Opinion
13-1428-cv
03-19-2014
Appearing for Appellants: Peretz Bronstein, Bronstein, Gewirtz & Grossman, New York, N.Y. Appearing for Appellees: Jason Halper, Lowenstein Sandler LLP (Natalie J. Kraner, Lawrence Bluestone, on the brief), Roseland, N.J.
SUMMARY ORDER
RULINGS BY SUMMARY ORDER DO NOT HAVE PRECEDENTIAL EFFECT. CITATION TO A SUMMARY ORDER FILED ON OR AFTER JANUARY 1, 2007, IS PERMITTED AND IS GOVERNED BY FEDERAL RULE OF APPELLATE PROCEDURE 32.1 AND THIS COURT'S LOCAL RULE 32.1.1. WHEN CITING A SUMMARY ORDER IN A DOCUMENT FILED WITH THIS COURT, A PARTY MUST CITE EITHER THE FEDERAL APPENDIX OR AN ELECTRONIC DATABASE (WITH THE NOTATION "SUMMARY ORDER"). A PARTY CITING A SUMMARY ORDER MUST SERVE A COPY OF IT ON ANY PARTY NOT REPRESENTED BY COUNSEL.
At a stated Term of the United States Court of Appeals for the Second Circuit, held at the Thurgood Marshall United States Courthouse, 40 Foley Square, in the City of New York on the 19th day of March, two thousand fourteen. Present: PIERRE N. LEVAL,
ROSEMARY S. POOLER,
DENNY CHIN,
Circuit Judges.
Appearing for Appellants:
Peretz Bronstein, Bronstein, Gewirtz & Grossman, New York,
N.Y.
Appearing for Appellees:
Jason Halper, Lowenstein Sandler LLP (Natalie J. Kraner,
Lawrence Bluestone, on the brief), Roseland, N.J.
Appeal from the United States District Court for the Eastern District of New York (Glasser, J.).
ON CONSIDERATION WHEREOF, IT IS HEREBY ORDERED, ADJUDGED, AND DECREED that the judgment of said District Court be and it hereby is AFFIRMED.
Dollar Phone Corp. and Global Switching Inc. (together, "Dollar Phone") appeal from the April 5, 2013 judgment of the United States District Court for the Eastern District of New York (Glasser, J.) granting the motion for summary judgment made by Dun & Bradstreet Corp. and Dun & Bradstreet, Inc. (together, "D&B").

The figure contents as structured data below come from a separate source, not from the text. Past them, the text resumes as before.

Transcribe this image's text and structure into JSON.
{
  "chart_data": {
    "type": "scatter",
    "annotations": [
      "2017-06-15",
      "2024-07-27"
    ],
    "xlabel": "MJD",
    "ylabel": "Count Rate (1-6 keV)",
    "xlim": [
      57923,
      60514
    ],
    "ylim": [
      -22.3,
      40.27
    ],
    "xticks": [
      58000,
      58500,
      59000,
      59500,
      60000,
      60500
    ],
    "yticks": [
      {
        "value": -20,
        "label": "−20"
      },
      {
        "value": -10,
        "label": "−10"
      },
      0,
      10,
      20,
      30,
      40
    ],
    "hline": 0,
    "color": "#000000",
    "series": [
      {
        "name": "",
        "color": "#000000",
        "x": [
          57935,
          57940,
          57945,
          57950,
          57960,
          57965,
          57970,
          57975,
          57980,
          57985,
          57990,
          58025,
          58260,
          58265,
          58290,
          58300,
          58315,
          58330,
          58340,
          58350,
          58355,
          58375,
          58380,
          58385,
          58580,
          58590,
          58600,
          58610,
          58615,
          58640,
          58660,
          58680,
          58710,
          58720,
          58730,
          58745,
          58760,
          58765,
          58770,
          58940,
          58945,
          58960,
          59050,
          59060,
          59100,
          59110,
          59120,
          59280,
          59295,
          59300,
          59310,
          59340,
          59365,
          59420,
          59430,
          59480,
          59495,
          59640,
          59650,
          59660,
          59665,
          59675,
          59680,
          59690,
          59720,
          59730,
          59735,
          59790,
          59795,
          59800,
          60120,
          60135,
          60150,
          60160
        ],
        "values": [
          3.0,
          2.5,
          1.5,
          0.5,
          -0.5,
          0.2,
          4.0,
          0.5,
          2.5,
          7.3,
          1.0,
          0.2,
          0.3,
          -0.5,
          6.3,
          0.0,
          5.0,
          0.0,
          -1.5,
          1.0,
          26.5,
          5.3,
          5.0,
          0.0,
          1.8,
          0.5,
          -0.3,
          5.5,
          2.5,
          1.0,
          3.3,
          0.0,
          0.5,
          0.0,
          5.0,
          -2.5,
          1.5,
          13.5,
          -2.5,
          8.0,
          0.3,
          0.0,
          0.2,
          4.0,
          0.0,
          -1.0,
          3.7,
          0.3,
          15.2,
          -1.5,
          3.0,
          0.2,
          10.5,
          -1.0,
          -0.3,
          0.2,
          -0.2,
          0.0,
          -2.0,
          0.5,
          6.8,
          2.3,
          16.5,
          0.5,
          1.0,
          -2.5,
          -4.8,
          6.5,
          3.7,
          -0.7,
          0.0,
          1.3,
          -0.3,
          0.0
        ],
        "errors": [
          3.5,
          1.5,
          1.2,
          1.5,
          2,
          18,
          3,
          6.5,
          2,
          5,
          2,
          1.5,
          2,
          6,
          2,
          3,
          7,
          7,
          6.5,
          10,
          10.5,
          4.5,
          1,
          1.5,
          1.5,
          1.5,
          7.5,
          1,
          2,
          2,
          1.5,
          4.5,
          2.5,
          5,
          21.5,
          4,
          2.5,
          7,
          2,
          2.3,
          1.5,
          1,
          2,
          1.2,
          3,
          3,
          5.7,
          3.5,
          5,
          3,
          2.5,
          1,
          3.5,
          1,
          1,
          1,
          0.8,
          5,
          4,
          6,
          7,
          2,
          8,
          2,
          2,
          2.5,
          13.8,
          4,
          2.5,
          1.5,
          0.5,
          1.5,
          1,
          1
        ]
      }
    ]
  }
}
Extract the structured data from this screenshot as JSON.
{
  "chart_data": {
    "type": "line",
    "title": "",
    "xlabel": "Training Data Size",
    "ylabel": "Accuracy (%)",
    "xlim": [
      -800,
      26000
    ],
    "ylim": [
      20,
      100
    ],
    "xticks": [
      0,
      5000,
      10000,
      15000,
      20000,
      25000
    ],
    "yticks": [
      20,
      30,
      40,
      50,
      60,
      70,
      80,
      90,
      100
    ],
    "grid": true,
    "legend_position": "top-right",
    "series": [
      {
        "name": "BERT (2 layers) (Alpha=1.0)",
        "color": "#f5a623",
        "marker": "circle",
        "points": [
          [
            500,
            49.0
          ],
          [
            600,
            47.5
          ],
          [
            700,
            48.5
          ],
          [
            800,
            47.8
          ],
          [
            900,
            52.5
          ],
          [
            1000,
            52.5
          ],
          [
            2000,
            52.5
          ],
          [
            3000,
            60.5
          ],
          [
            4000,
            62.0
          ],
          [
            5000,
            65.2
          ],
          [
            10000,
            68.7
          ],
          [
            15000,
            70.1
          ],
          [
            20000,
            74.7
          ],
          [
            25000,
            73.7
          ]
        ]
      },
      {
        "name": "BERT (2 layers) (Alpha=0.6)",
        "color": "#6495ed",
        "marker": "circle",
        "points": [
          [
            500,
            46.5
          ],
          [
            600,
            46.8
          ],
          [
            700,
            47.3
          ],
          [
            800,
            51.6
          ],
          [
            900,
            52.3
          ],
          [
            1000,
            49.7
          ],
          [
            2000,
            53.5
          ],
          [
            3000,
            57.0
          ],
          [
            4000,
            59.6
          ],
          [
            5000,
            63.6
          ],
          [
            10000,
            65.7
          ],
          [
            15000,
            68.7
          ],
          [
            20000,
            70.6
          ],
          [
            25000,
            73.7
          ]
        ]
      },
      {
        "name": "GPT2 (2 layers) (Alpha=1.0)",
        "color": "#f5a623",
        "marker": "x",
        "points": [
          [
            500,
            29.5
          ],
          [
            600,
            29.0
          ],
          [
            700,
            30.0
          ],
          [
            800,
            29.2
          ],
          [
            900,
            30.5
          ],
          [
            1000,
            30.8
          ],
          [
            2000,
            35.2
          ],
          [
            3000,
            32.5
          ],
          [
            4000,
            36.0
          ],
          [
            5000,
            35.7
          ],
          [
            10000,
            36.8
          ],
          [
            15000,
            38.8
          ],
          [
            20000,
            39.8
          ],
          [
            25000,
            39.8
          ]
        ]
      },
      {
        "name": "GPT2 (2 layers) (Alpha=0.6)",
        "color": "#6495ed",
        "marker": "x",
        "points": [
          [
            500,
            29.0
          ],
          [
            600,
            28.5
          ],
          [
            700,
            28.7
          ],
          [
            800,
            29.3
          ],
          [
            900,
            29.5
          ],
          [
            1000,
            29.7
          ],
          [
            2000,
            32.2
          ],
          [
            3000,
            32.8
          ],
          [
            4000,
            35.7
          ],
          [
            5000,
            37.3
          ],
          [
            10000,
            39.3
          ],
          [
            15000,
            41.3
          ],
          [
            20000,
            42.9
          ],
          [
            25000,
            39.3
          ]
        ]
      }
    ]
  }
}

We assume the parties' familiarity with the underlying facts, procedural history, and specification of issues for review.
We affirm for the reasons set forth in the district court's thorough opinion. "In order to recover from a defendant for breach of contract, a plaintiff must prove, by a preponderance of the evidence, (1) the existence of a contract between itself and that defendant; (2) performance of the plaintiff's obligations under the contract; (3) breach of the contract by that defendant; and (4) damages to the plaintiff caused by that defendant's breach." Diesel Props S.r.l. v. Greystone Bus. Credit II LLC, 631 F.3d 42, 52 (2d Cir. 2011). The emails stating the terms of the agreements between the parties states in relevant part that "Score Builder . . . enables you to submit up to six trade references to D&B which we will attempt to convert into payment experiences."
Dollar Phone argues on appeal that "attempt to convert" into payment experiences means that D&B will attempt to call and verify all of the trade references submitted by Dollar Phone, and D&B breached the agreements by disqualifying certain trade reference submissions for failing to meet D&B's undisclosed guidelines. But it was inevitable that D&B would disqualify some categories of submitted references as insufficiently reliable, including, for example, jointly owned entities and entities having no reliable track record. The mere fact that D&B excluded some categories of references cannot reasonably be construed as a breach of its contractual obligation. Moreover, the email states that submitted trade references would be "verified." (A233) Read as a whole, the plain meaning of the agreement is that not every trade reference would be converted into a credit experience.
Dollar Phone did not raise its theory that D&B violated the implied covenant of good faith and fair dealing until oral argument before the district court. Unsurprisingly, the district court declined to address this argument in its opinion. See In re Monster Worldwide, Inc. Sec. Litig., 251 F.R.D. 132, 137 (S.D.N.Y. 2008) ( "[T]his argument was raised for the first time at oral argument and so was waived in terms of this motion."); accord Design Strategy, Inc. v. Davis, 469 F.3d 284, 300 (2d Cir. 2006). We too decline to address this argument, effectively raised and briefed for the first time on appeal, because there is no indication that considering it is "necessary to avoid a manifest injustice or [that it] presents a question of law and there is no need for additional fact-finding." Sniado v. Bank Austria AG, 378 F.3d 210, 213 (2d Cir. 2004).
Accordingly, the judgment of the district court hereby is AFFIRMED.